Cancers (Basel) ; 16(1)2023 Dec 28.
Artículo en Inglés | MEDLINE | ID: mdl-38201580

RESUMEN

BACKGROUND: Despite the increasing utilization of sphincter and/or organ-preservation treatment strategies, many patients with low-lying rectal cancers require abdominoperineal resection (APR), leading to permanent ostomy. Here, we aimed to characterize overall, sexual-, and bladder-related patient-reported quality of life (QOL) for individuals with low rectal cancers.
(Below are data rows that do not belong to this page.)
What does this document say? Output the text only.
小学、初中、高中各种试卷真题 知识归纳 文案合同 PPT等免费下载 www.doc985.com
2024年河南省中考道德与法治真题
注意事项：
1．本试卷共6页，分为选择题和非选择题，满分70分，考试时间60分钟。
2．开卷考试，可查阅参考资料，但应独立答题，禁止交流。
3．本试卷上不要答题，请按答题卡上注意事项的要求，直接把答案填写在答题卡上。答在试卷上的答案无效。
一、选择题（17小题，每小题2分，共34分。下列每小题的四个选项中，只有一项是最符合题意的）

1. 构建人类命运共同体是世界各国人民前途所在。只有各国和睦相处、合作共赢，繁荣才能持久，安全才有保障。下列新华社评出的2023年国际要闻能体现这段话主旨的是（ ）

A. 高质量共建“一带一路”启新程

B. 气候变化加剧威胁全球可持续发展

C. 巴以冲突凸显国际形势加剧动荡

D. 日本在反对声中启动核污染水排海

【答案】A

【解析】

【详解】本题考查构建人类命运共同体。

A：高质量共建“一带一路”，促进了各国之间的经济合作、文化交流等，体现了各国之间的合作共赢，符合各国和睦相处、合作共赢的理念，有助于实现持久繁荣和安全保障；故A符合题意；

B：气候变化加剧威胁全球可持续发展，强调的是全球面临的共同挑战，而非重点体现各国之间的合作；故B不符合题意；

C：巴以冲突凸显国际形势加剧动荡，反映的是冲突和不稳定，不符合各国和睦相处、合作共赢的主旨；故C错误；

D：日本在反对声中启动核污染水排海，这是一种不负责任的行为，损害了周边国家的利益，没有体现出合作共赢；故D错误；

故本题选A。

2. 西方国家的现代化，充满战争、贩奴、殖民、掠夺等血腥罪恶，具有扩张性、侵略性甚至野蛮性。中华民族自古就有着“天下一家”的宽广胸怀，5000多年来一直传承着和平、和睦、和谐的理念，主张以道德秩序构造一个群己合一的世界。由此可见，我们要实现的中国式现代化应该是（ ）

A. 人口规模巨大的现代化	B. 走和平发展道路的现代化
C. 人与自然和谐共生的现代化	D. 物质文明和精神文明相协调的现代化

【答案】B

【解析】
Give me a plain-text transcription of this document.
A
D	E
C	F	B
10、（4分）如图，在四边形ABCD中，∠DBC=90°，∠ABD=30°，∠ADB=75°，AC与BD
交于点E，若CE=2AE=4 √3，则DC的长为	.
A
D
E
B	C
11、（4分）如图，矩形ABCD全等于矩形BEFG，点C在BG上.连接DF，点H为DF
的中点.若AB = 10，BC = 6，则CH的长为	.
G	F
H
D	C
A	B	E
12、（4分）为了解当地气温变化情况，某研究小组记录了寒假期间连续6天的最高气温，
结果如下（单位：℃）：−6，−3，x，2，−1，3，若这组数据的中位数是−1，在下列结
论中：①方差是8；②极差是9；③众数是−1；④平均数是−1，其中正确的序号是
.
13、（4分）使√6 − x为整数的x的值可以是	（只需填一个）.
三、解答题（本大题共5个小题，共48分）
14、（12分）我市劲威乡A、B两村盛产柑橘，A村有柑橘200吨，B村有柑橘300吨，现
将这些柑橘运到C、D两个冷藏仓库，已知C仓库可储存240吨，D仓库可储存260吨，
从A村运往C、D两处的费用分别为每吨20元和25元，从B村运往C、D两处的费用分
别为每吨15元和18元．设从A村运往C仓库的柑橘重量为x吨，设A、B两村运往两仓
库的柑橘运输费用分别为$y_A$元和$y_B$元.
We additionally aimed to explore potential differences in patient-reported outcomes between patients with and without a permanent ostomy. METHODS: We distributed a comprehensive survey consisting of various patient-reported outcome measures, including the FACT-G7 survey, ICIQ MLUTS/FLUTS, IIEF-5/FSFI, and a specific questionnaire for ostomy patients. Descriptive statistics and univariate comparisons were used to compared demographics, treatments, and QOL scores between patients with and without a permanent ostomy. RESULTS: Of the 204 patients contacted, 124 (60.8%) returned completed surveys; 22 (18%) of these had a permanent ostomy at the time of survey completion. There were 25 patients with low rectal tumors (≤5 cm from the anal verge) who did not have an ostomy at the time of survey completion, of whom 13 (52%) were managed with a non-operative approach. FACTG7 scores were numerically lower (median 20.5 vs. 22, p = 0.12) for individuals with an ostomy. Sexual function measures IIEF and FSFI were also lower (worse) for individuals with ostomies, but the results were not significantly different. MLUTS and FLUTS scores were both higher in individuals with ostomies (median 11 vs. 5, p = 0.06 and median 17 vs. 5.5, p = 0.01, respectively), suggesting worse urinary function. Patient-reported ostomy-specific challenges included gastrointestinal concerns (e.g., gas, odor, diarrhea) that may affect social activities and personal relationships. CONCLUSIONS: Despite a limited sample size, this study provides patient-centered, patient-derived data regarding long-term QOL in validated measures following treatment of low rectal cancers. Ostomies may have multidimensional negative impacts on QOL, and these findings warrant continued investigation in a prospective setting. These results may be used to inform shared decision making for individuals with low rectal cancers in both the settings of organ preservation and permanent ostomy.